Le rôle social de l'encadrement qui serait proposé, serait également utile. "Des travailleurs sociaux seront là aussi pour écouter leurs demandes et pour y répondre et amener peut-être ces personnes à intégrer une trajectoire de soins", explique Joëlle Kempeners, responsable du comptoir d'échange des seringues Accueil-Drogues à Liège.


"Le gouvernement fédéral veut mener des recherches"

Les gouvernements wallon et bruxellois ne s’opposent plus à l’arrivée de ces salles. Mais le gouvernement fédéral refuse le changement législatif nécessaire. Pour Fedito, qui regroupe 26 associations spécialisées dans les assuétudes, le gouvernement fédéral actuel choisit donc de ne pas agir, si ce n'est en sollicitant une étude supplémentaire sur la question. Notamment de la loi du 24 février 1921, qui empêche le développement de dispositifs de santé comme les salles de consommation à moindre risque.

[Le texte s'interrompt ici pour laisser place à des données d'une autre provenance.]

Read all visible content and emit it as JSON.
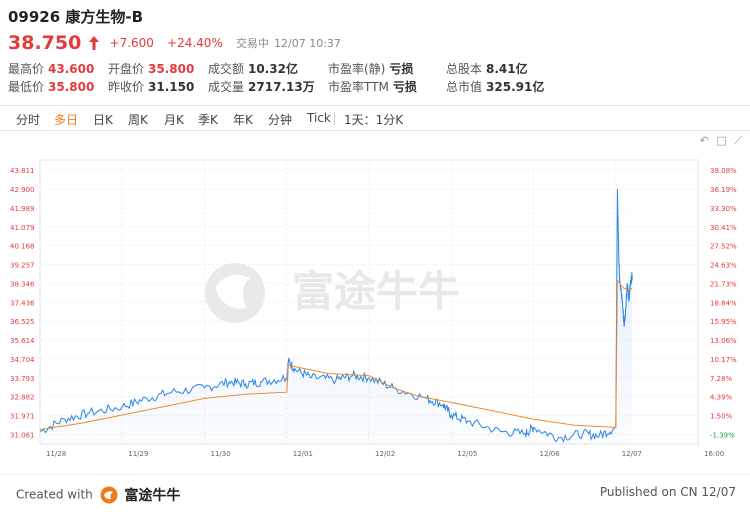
{
  "header": {
    "code": "09926",
    "name": "康方生物-B",
    "price": "38.750",
    "change": "+7.600",
    "change_pct": "+24.40%",
    "status": "交易中",
    "datetime": "12/07 10:37"
  },
  "stats": [
    {
      "label": "最高价",
      "value": "43.600",
      "color": "red"
    },
    {
      "label": "开盘价",
      "value": "35.800",
      "color": "red"
    },
    {
      "label": "成交额",
      "value": "10.32亿",
      "color": "normal"
    },
    {
      "label": "市盈率(静)",
      "value": "亏损",
      "color": "normal"
    },
    {
      "label": "总股本",
      "value": "8.41亿",
      "color": "normal"
    },
    {
      "label": "最低价",
      "value": "35.800",
      "color": "red"
    },
    {
      "label": "昨收价",
      "value": "31.150",
      "color": "normal"
    },
    {
      "label": "成交量",
      "value": "2717.13万",
      "color": "normal"
    },
    {
      "label": "市盈率TTM",
      "value": "亏损",
      "color": "normal"
    },
    {
      "label": "总市值",
      "value": "325.91亿",
      "color": "normal"
    }
  ],
  "tabs": [
    {
      "label": "分时",
      "active": false
    },
    {
      "label": "多日",
      "active": true
    },
    {
      "label": "日K",
      "active": false
    },
    {
      "label": "周K",
      "active": false
    },
    {
      "label": "月K",
      "active": false
    },
    {
      "label": "季K",
      "active": false
    },
    {
      "label": "年K",
      "active": false
    },
    {
      "label": "分钟",
      "active": false
    },
    {
      "label": "Tick",
      "active": false
    },
    {
      "label": "1天：1分K",
      "active": false
    }
  ],
  "watermark": "富途牛牛",
  "chart_data": {
    "type": "line",
    "y_left_ticks": [
      "43.811",
      "42.900",
      "41.989",
      "41.079",
      "40.168",
      "39.257",
      "38.346",
      "37.436",
      "36.525",
      "35.614",
      "34.704",
      "33.793",
      "32.882",
      "31.971",
      "31.061"
    ],
    "y_right_ticks": [
      "39.08%",
      "36.19%",
      "33.30%",
      "30.41%",
      "27.52%",
      "24.63%",
      "21.73%",
      "18.84%",
      "15.95%",
      "13.06%",
      "10.17%",
      "7.28%",
      "4.39%",
      "1.50%",
      "-1.39%"
    ],
    "x_ticks": [
      "11/28",
      "11/29",
      "11/30",
      "12/01",
      "12/02",
      "12/05",
      "12/06",
      "12/07",
      "16:00"
    ],
    "ylim": [
      30.6,
      44.3
    ],
    "series": [
      {
        "type": "price",
        "color": "#2f86e3",
        "x": [
          0,
          0.3,
          0.6,
          1.0,
          1.3,
          1.6,
          2.0,
          2.3,
          2.5,
          2.7,
          3.0,
          3.02,
          3.1,
          3.3,
          3.6,
          3.8,
          4.0,
          4.3,
          4.7,
          4.9,
          5.0,
          5.2,
          5.6,
          5.9,
          6.0,
          6.3,
          6.6,
          6.8,
          7.0,
          7.02,
          7.04,
          7.06,
          7.08,
          7.1,
          7.12,
          7.14,
          7.16,
          7.18,
          7.2
        ],
        "y": [
          31.2,
          31.8,
          32.1,
          32.4,
          32.8,
          33.1,
          33.3,
          33.6,
          33.5,
          33.6,
          33.8,
          34.6,
          34.2,
          33.8,
          33.7,
          33.9,
          33.8,
          33.3,
          32.8,
          32.5,
          32.0,
          31.7,
          31.2,
          31.1,
          31.4,
          30.9,
          31.1,
          31.0,
          31.4,
          42.9,
          39.2,
          38.1,
          37.5,
          36.4,
          37.0,
          38.3,
          37.6,
          38.4,
          38.75
        ]
      },
      {
        "type": "average",
        "color": "#ef8b2c",
        "x": [
          0,
          0.5,
          1.0,
          1.5,
          2.0,
          2.5,
          3.0,
          3.02,
          3.5,
          4.0,
          4.3,
          4.6,
          5.0,
          5.5,
          6.0,
          6.5,
          7.0,
          7.02,
          7.06,
          7.1,
          7.2
        ],
        "y": [
          31.3,
          31.6,
          32.0,
          32.4,
          32.8,
          33.0,
          33.1,
          34.4,
          34.0,
          33.9,
          33.3,
          32.9,
          32.6,
          32.2,
          31.8,
          31.5,
          31.4,
          38.5,
          38.3,
          38.1,
          38.1
        ]
      }
    ]
  },
  "footer": {
    "created_with": "Created with",
    "brand": "富途牛牛",
    "published": "Published on CN 12/07"
  }
}
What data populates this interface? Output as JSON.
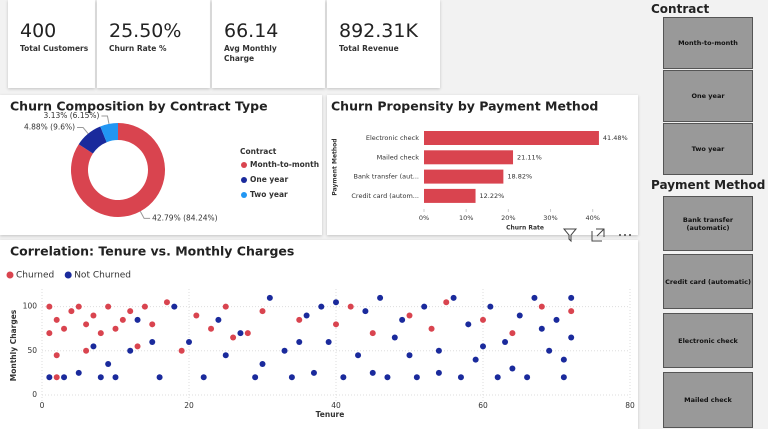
{
  "cards": [
    {
      "value": "400",
      "label": "Total Customers"
    },
    {
      "value": "25.50%",
      "label": "Churn Rate %"
    },
    {
      "value": "66.14",
      "label": "Avg Monthly Charge"
    },
    {
      "value": "892.31K",
      "label": "Total Revenue"
    }
  ],
  "slicers": [
    {
      "title": "Contract",
      "options": [
        "Month-to-month",
        "One year",
        "Two year"
      ]
    },
    {
      "title": "Payment Method",
      "options": [
        "Bank transfer (automatic)",
        "Credit card (automatic)",
        "Electronic check",
        "Mailed check"
      ]
    }
  ],
  "chart_data": [
    {
      "type": "pie",
      "donut": true,
      "title": "Churn Composition by Contract Type",
      "legend_title": "Contract",
      "legend": "right",
      "categories": [
        "Month-to-month",
        "One year",
        "Two year"
      ],
      "values": [
        84.24,
        9.6,
        6.15
      ],
      "value_labels": [
        "42.79% (84.24%)",
        "4.88% (9.6%)",
        "3.13% (6.15%)"
      ],
      "colors": [
        "#d9444f",
        "#1a2a9c",
        "#2196f3"
      ]
    },
    {
      "type": "bar",
      "orientation": "horizontal",
      "title": "Churn Propensity by Payment Method",
      "categories": [
        "Electronic check",
        "Mailed check",
        "Bank transfer (aut...",
        "Credit card (autom..."
      ],
      "values": [
        41.48,
        21.11,
        18.82,
        12.22
      ],
      "value_labels": [
        "41.48%",
        "21.11%",
        "18.82%",
        "12.22%"
      ],
      "color": "#d9444f",
      "xlim": [
        0,
        46
      ],
      "xticks": [
        {
          "value": 0,
          "label": "0%"
        },
        {
          "value": 10,
          "label": "10%"
        },
        {
          "value": 20,
          "label": "20%"
        },
        {
          "value": 30,
          "label": "30%"
        },
        {
          "value": 40,
          "label": "40%"
        }
      ],
      "xlabel": "Churn Rate",
      "ylabel": "Payment Method"
    },
    {
      "type": "scatter",
      "title": "Correlation: Tenure vs. Monthly Charges",
      "xlabel": "Tenure",
      "ylabel": "Monthly Charges",
      "grid": true,
      "legend": "top-left",
      "xlim": [
        0,
        80
      ],
      "ylim": [
        -8,
        120
      ],
      "xticks": [
        0,
        20,
        40,
        60,
        80
      ],
      "yticks": [
        0,
        50,
        100
      ],
      "series": [
        {
          "name": "Churned",
          "color": "#d9444f",
          "x": [
            1,
            1,
            2,
            2,
            3,
            4,
            5,
            6,
            7,
            8,
            9,
            10,
            11,
            12,
            13,
            14,
            15,
            17,
            19,
            21,
            23,
            25,
            28,
            30,
            35,
            40,
            42,
            45,
            50,
            53,
            55,
            60,
            64,
            68,
            72,
            2,
            6,
            26
          ],
          "y": [
            70,
            100,
            85,
            45,
            75,
            95,
            100,
            80,
            90,
            70,
            100,
            75,
            85,
            95,
            55,
            100,
            80,
            105,
            50,
            90,
            75,
            100,
            70,
            95,
            85,
            80,
            100,
            70,
            90,
            75,
            105,
            85,
            70,
            100,
            95,
            20,
            50,
            65
          ]
        },
        {
          "name": "Not Churned",
          "color": "#1a2a9c",
          "x": [
            1,
            3,
            5,
            7,
            8,
            10,
            12,
            13,
            16,
            18,
            20,
            22,
            24,
            25,
            27,
            29,
            31,
            33,
            34,
            36,
            38,
            39,
            41,
            43,
            44,
            46,
            47,
            48,
            49,
            51,
            52,
            54,
            56,
            57,
            58,
            59,
            61,
            62,
            63,
            65,
            66,
            67,
            69,
            70,
            71,
            72,
            72,
            71,
            45,
            15,
            9,
            30,
            37,
            54,
            64,
            35,
            40,
            60,
            68,
            50
          ],
          "y": [
            20,
            20,
            25,
            55,
            20,
            20,
            50,
            85,
            20,
            100,
            60,
            20,
            85,
            45,
            70,
            20,
            110,
            50,
            20,
            90,
            100,
            60,
            20,
            45,
            95,
            110,
            20,
            65,
            85,
            20,
            100,
            50,
            110,
            20,
            80,
            40,
            100,
            20,
            60,
            90,
            20,
            110,
            50,
            85,
            20,
            110,
            65,
            40,
            25,
            60,
            35,
            35,
            25,
            25,
            30,
            60,
            105,
            55,
            75,
            45
          ]
        }
      ]
    }
  ]
}
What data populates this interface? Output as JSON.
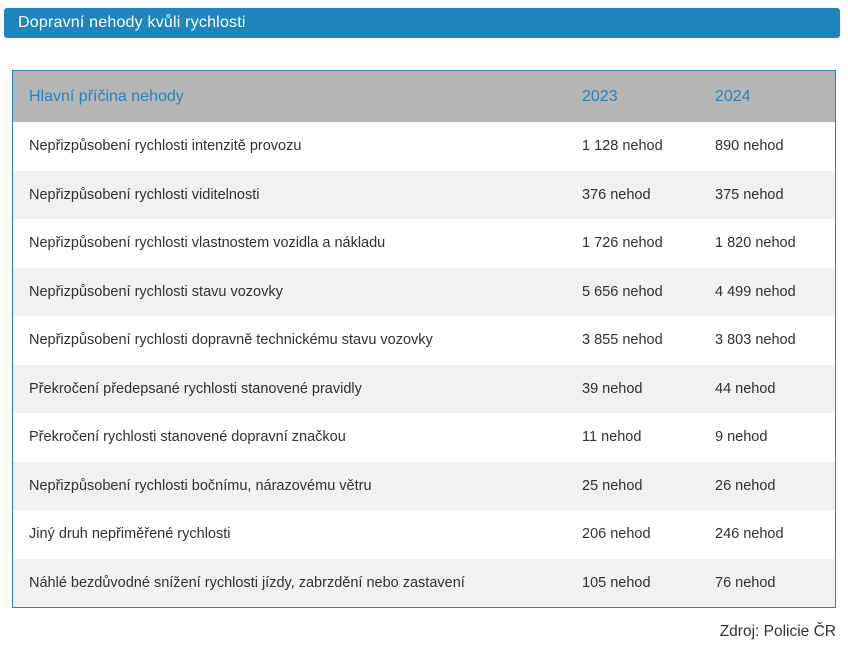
{
  "title_bar": {
    "title": "Dopravní nehody kvůli rychlosti"
  },
  "table": {
    "headers": {
      "cause": "Hlavní příčina nehody",
      "year1": "2023",
      "year2": "2024"
    },
    "rows": [
      {
        "cause": "Nepřizpůsobení rychlosti intenzitě provozu",
        "y2023": "1 128 nehod",
        "y2024": "890 nehod"
      },
      {
        "cause": "Nepřizpůsobení rychlosti viditelnosti",
        "y2023": "376 nehod",
        "y2024": "375 nehod"
      },
      {
        "cause": "Nepřizpůsobení rychlosti vlastnostem vozidla a nákladu",
        "y2023": "1 726 nehod",
        "y2024": "1 820 nehod"
      },
      {
        "cause": "Nepřizpůsobení rychlosti stavu vozovky",
        "y2023": "5 656 nehod",
        "y2024": "4 499 nehod"
      },
      {
        "cause": "Nepřizpůsobení rychlosti dopravně technickému stavu vozovky",
        "y2023": "3 855 nehod",
        "y2024": "3 803 nehod"
      },
      {
        "cause": "Překročení předepsané rychlosti stanovené pravidly",
        "y2023": "39 nehod",
        "y2024": "44 nehod"
      },
      {
        "cause": "Překročení rychlosti stanovené dopravní značkou",
        "y2023": "11 nehod",
        "y2024": "9 nehod"
      },
      {
        "cause": "Nepřizpůsobení rychlosti bočnímu, nárazovému větru",
        "y2023": "25 nehod",
        "y2024": "26 nehod"
      },
      {
        "cause": "Jiný druh nepřiměřené rychlosti",
        "y2023": "206 nehod",
        "y2024": "246 nehod"
      },
      {
        "cause": "Náhlé bezdůvodné snížení rychlosti jízdy, zabrzdění nebo zastavení",
        "y2023": "105 nehod",
        "y2024": "76 nehod"
      }
    ]
  },
  "footer": {
    "source": "Zdroj: Policie ČR"
  },
  "colors": {
    "accent_blue": "#1E86BD",
    "table_border_blue": "#2685BC",
    "header_gray": "#B5B5B5",
    "header_text_blue": "#2584BB",
    "row_alt_gray": "#F1F1F1",
    "text_dark": "#303030"
  },
  "chart_data": {
    "type": "table",
    "title": "Dopravní nehody kvůli rychlosti",
    "columns": [
      "Hlavní příčina nehody",
      "2023",
      "2024"
    ],
    "unit": "nehod",
    "rows": [
      {
        "cause": "Nepřizpůsobení rychlosti intenzitě provozu",
        "values": [
          1128,
          890
        ]
      },
      {
        "cause": "Nepřizpůsobení rychlosti viditelnosti",
        "values": [
          376,
          375
        ]
      },
      {
        "cause": "Nepřizpůsobení rychlosti vlastnostem vozidla a nákladu",
        "values": [
          1726,
          1820
        ]
      },
      {
        "cause": "Nepřizpůsobení rychlosti stavu vozovky",
        "values": [
          5656,
          4499
        ]
      },
      {
        "cause": "Nepřizpůsobení rychlosti dopravně technickému stavu vozovky",
        "values": [
          3855,
          3803
        ]
      },
      {
        "cause": "Překročení předepsané rychlosti stanovené pravidly",
        "values": [
          39,
          44
        ]
      },
      {
        "cause": "Překročení rychlosti stanovené dopravní značkou",
        "values": [
          11,
          9
        ]
      },
      {
        "cause": "Nepřizpůsobení rychlosti bočnímu, nárazovému větru",
        "values": [
          25,
          26
        ]
      },
      {
        "cause": "Jiný druh nepřiměřené rychlosti",
        "values": [
          206,
          246
        ]
      },
      {
        "cause": "Náhlé bezdůvodné snížení rychlosti jízdy, zabrzdění nebo zastavení",
        "values": [
          105,
          76
        ]
      }
    ],
    "source": "Zdroj: Policie ČR"
  }
}
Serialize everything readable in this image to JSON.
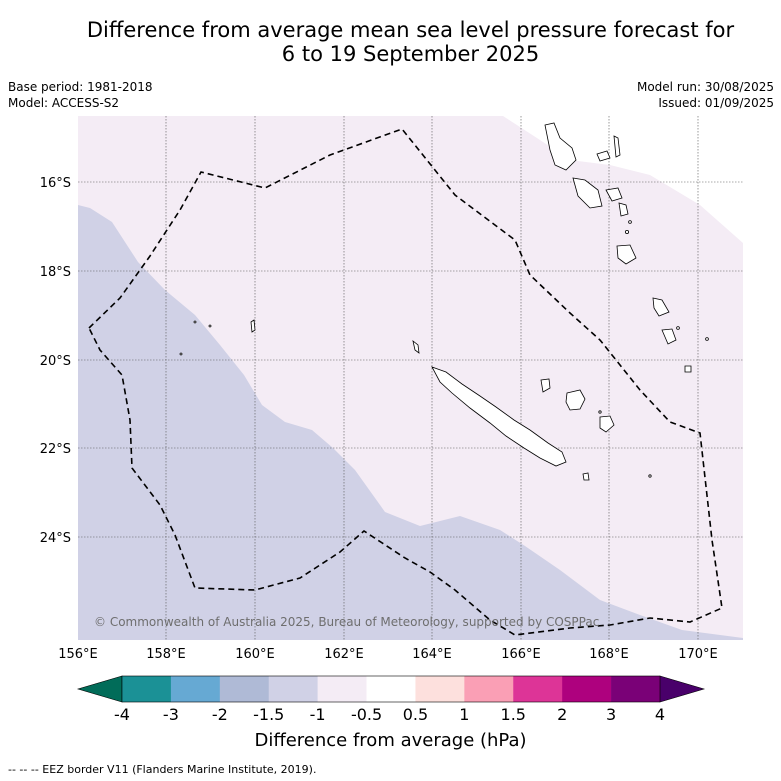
{
  "title_line1": "Difference from average mean sea level pressure forecast for",
  "title_line2": "6 to 19 September 2025",
  "meta_left": [
    "Base period: 1981-2018",
    "Model: ACCESS-S2"
  ],
  "meta_right": [
    "Model run: 30/08/2025",
    "Issued: 01/09/2025"
  ],
  "copyright": "© Commonwealth of Australia 2025, Bureau of Meteorology, supported by COSPPac",
  "map": {
    "lon_ticks": [
      "156°E",
      "158°E",
      "160°E",
      "162°E",
      "164°E",
      "166°E",
      "168°E",
      "170°E"
    ],
    "lat_ticks": [
      "16°S",
      "18°S",
      "20°S",
      "22°S",
      "24°S"
    ]
  },
  "colorbar": {
    "title": "Difference from average (hPa)",
    "labels": [
      "-4",
      "-3",
      "-2",
      "-1.5",
      "-1",
      "-0.5",
      "0.5",
      "1",
      "1.5",
      "2",
      "3",
      "4"
    ],
    "colors": [
      "#1b9196",
      "#66a9d3",
      "#afbad6",
      "#d0d1e6",
      "#f4ecf5",
      "#ffffff",
      "#fde0dd",
      "#fa9fb5",
      "#dd3497",
      "#ae017e",
      "#7a0177"
    ],
    "under_color": "#016c59",
    "over_color": "#49006a"
  },
  "footnote": "--  --  -- EEZ border V11 (Flanders Marine Institute, 2019)."
}
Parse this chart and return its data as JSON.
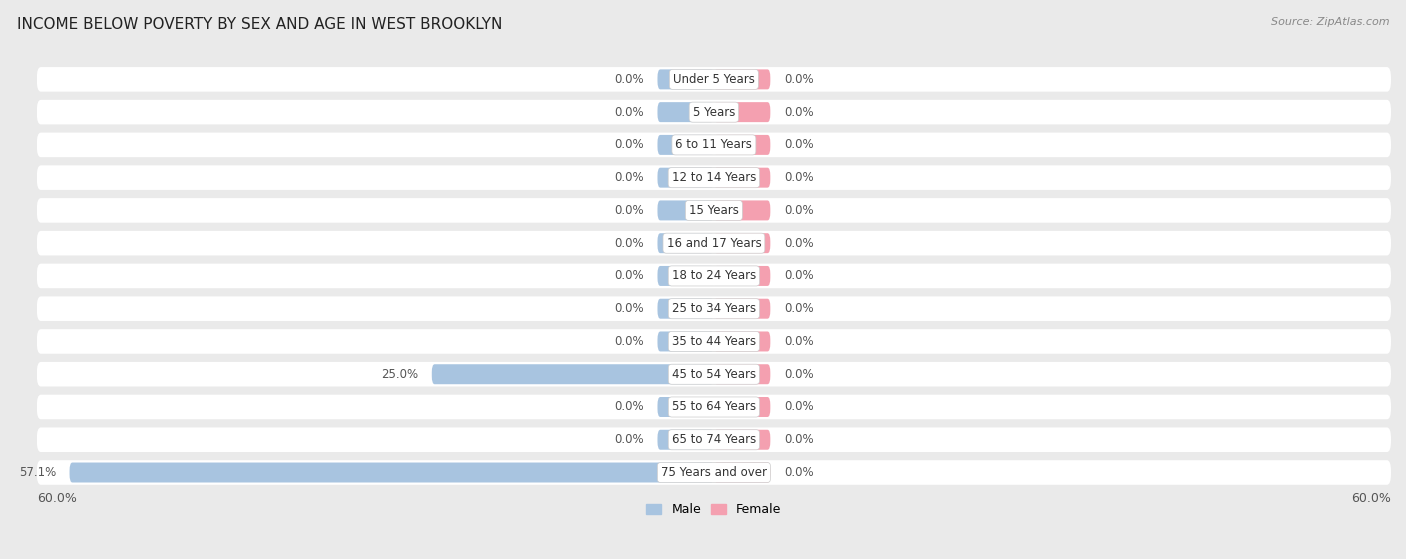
{
  "title": "INCOME BELOW POVERTY BY SEX AND AGE IN WEST BROOKLYN",
  "source": "Source: ZipAtlas.com",
  "categories": [
    "Under 5 Years",
    "5 Years",
    "6 to 11 Years",
    "12 to 14 Years",
    "15 Years",
    "16 and 17 Years",
    "18 to 24 Years",
    "25 to 34 Years",
    "35 to 44 Years",
    "45 to 54 Years",
    "55 to 64 Years",
    "65 to 74 Years",
    "75 Years and over"
  ],
  "male_values": [
    0.0,
    0.0,
    0.0,
    0.0,
    0.0,
    0.0,
    0.0,
    0.0,
    0.0,
    25.0,
    0.0,
    0.0,
    57.1
  ],
  "female_values": [
    0.0,
    0.0,
    0.0,
    0.0,
    0.0,
    0.0,
    0.0,
    0.0,
    0.0,
    0.0,
    0.0,
    0.0,
    0.0
  ],
  "male_color": "#a8c4e0",
  "female_color": "#f4a0b0",
  "male_label": "Male",
  "female_label": "Female",
  "xlim": 60.0,
  "page_bg_color": "#eaeaea",
  "row_bg_color": "#f0f0f0",
  "row_alt_bg_color": "#e8e8e8",
  "title_fontsize": 11,
  "source_fontsize": 8,
  "label_fontsize": 8.5,
  "tick_fontsize": 9,
  "category_fontsize": 8.5,
  "min_bar_pct": 5.0
}
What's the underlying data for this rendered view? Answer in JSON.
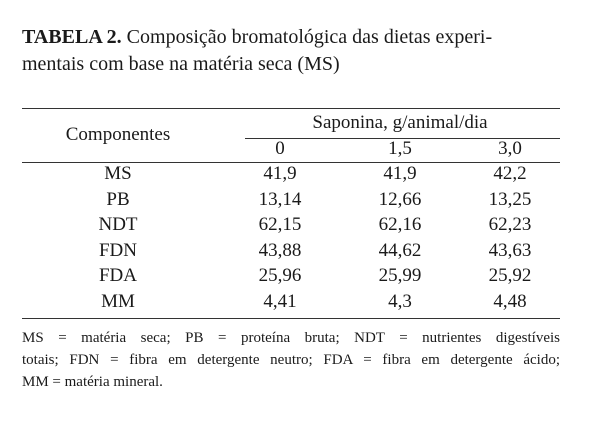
{
  "header": {
    "label": "TABELA 2.",
    "lines": [
      "Composição bromatológica das dietas experi-",
      "mentais com base na matéria seca (MS)"
    ]
  },
  "table": {
    "row_header": "Componentes",
    "group_header": "Saponina, g/animal/dia",
    "columns": [
      "0",
      "1,5",
      "3,0"
    ],
    "rows": [
      [
        "MS",
        "41,9",
        "41,9",
        "42,2"
      ],
      [
        "PB",
        "13,14",
        "12,66",
        "13,25"
      ],
      [
        "NDT",
        "62,15",
        "62,16",
        "62,23"
      ],
      [
        "FDN",
        "43,88",
        "44,62",
        "43,63"
      ],
      [
        "FDA",
        "25,96",
        "25,99",
        "25,92"
      ],
      [
        "MM",
        "4,41",
        "4,3",
        "4,48"
      ]
    ]
  },
  "footnote": {
    "lines": [
      "MS = matéria seca; PB = proteína bruta; NDT = nutrientes digestíveis",
      "totais; FDN = fibra em detergente neutro; FDA = fibra em detergente ácido;",
      "MM = matéria mineral."
    ]
  }
}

"Le gouvernement fédéral veut encore mener des recherches qui ont éventuellement comme risque de ralentir le développement de salles de consommation à moindre risque et de le repousser à la prochaine législature", détaille Sébastien Alexandre, directeur de Fedito Bruxelles.


"C'est un scandale"

Selon les professionnels du secteur, ces recherches sont injustifiées car le dispositif a déjà fait ses preuves dans de nombreux pays à travers le monde. En France, la première salle de consommation à moindre risque a ouvert ses portes le 17 octobre dernier à Paris, ce qui en fait le dixième pays à expérimenter ce dispositif. L'Espagne, l'Allemagne, la Suisse, le Luxembourg, le Danemark ou encore les Pays-Bas ont déjà ouvert de telles salles.

Pour le directeur de Fedito Bruxelles, le refus du monde politique de modifier la législation pour pouvoir mettre en place ces salles de consommation est un scandale. "C'est un scandale de santé publique à partir du moment où on refuse de mettre en place des dispositifs qui se sont révélés pertinents de par le monde depuis 25 ou 30 ans. C'est un manque de courage politique d'après nous", précise encore le directeur.

Lancer une nouvelle recherche ne garantit pas un projet à long terme. "Sinon c'est ramener à la rue des personnes qui ont été accompagnées durant un certain temps. C'est les mettre à nouveau en danger de mort", ajoute Sébastien Alexandre.